I'd like you to click on the image of the cover of Chasing Tail. Look at the big version. Notice how it's just a bit off? There's nothing wrong with it, but there's also nothing really grabbing about it either. Unfortunately this is a case where the cover really is a good predictor of the book inside.
I read a lot of erotic fiction. I've read a lot of just fantastically beautiful erotic fiction that so good it makes you want to hunt down the author and kiss them for benefiting the world with these stories. As a result this is a genre where I'm picky. Here's what I want in erotic fiction: decent plot, character development, dialog, and red hot sex. To add to that I'm also a firm believer that if you're going to write a fantasy set story the magic has to make sense, by which I don't mean it needs to be within the bounds of the normal world, but it has to be consistent.
So, let's start with plot. Chasing Tail is a collection of six short stories, all bound by one central plot. The central plot is a great idea; one I've never seen in erotic fiction before: a small community of shape shifters in northern Arkansas dealing with an unknown menace that is kidnapping shifters. So, we've got a set up with a mystery, magic, the promise of rescue oriented heroics, and the clarity of purpose and thought that comes when your home is threatened. But the execution of that plot didn't deliver. It really needed an extra fifty pages to develop the ideas and spend more time on the villain.
Next up: character development. Cox does a fine job of this. Her characters are unique. Playful, geeky, polished, sophisticated, comfortable, whatever the character is, he is well. There are never any bits of this story where you find yourself thinking, "Nope, I don't buy that. No one does that!" Likewise if you take the names off of the characters, you won't find yourself mixing them up.
The only weakness here is the villain. He's basically not there. If he had gotten his own story, this book would have been a lot stronger. If he had spent more time in any of the other six stories, this would have been a stronger book. Unfortunately, he's more like a character sketch than an actual character.

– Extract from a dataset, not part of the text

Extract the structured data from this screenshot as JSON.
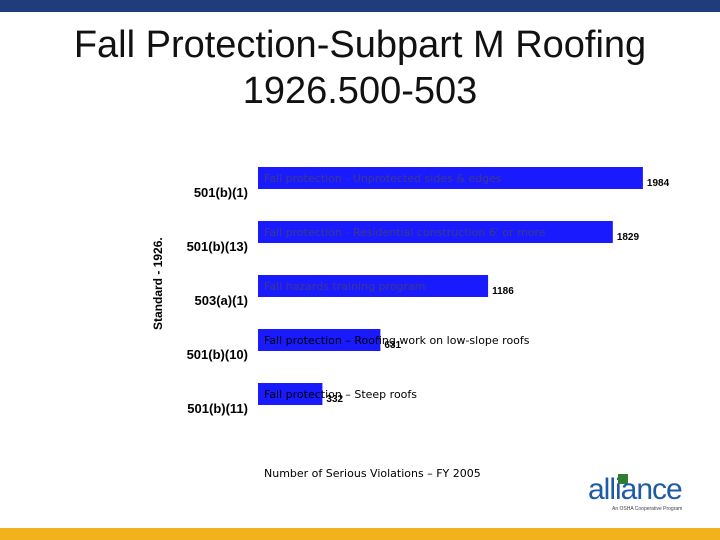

Dialog: This is probably the most uneven bit of the story. Some of the characters sound right. Some of them are perfect in their words. And some of them sound wrong: it's never anything glaringly off, just bits and pieces that are a bit out of kilter. Just like the cover of the book, when it's off, it's just not quite right, a touch too archaic or just slightly clunky, as opposed to a nun busting out a tirade of f bombs.
Smoking hot sex: I thought the sex was well done. Playful when playful made sense. Romantic when it needed to be romantic. Rough and fast where that worked. I've only got one quibble with it: too many characters use the same moves. Sex is like dialog, when you have a bunch of people who live in close proximity, it makes sense that they start to talk like each other. However, unless the majority of her characters have slept with each other, they're a little too similar in the sack.
Magic: This is probably the aspect of the book that most disappointed me. Let me give a little background here, I've read several of Cox's other works, so I know she can write beautiful, magical, Gaimanish fairytales. I know she can weave magic into the real world and do it elegantly. That came up short in this work. All the characters are shape shifters. But, why? They could have been any group of not easily identifiable minorities, gays or Jews for example. In fact, this story probably would have worked better if it had been set in a Jewish community facing a pogrom or the Nazis. (The lack of well developed villain would have been less glaring if it had been some random Nazi. We're all familiar enough with that concept to fill in the holes on our own.) There's no aspect of this story that won't work if the characters are just humans doing the human analog to whatever the animals did.
The magic also has continuity issues. If you shift from a human into a significantly bigger animal, your clothing rips to bits. Good, that makes sense, it's a nice detail. Then one character shifts into a bear (listed as 8 feet tall) and is suddenly dressed again when he shifts back. Another example, we learn that the shifters choose their animal. But the second story is all about a horse shifter who is deeply uncomfortable with the sexual nature of horse magic. Well, why did he choose to become a horse? If you can't stand being part of a herd, why pick a herd animal? (I get the bigger point, a study of a man learning how to balance his libido with his work, but still...) That story would have made more sense if shifters were born shifters.
So, all in all, it's not a bad work, the characters are worth getting to know, but there's better out there. Some of it written by Cox herself.
"However, unless the majority of her characters have slept with each other.."
ReplyDeleteActually, since this is a small town, that is likely to be true, based on my own experiences growing up in a rural Arkansas town. Especially so if the characters have all gone to high school together.
Hi Rae,
ReplyDeleteThe characters range in age over about 25 years. So I'm guessing they weren't in high school together. But, yes, small town, smaller shifter community in that town... We never learn anything about the different character's past loves, but it's not unthinkable that they've been with each other.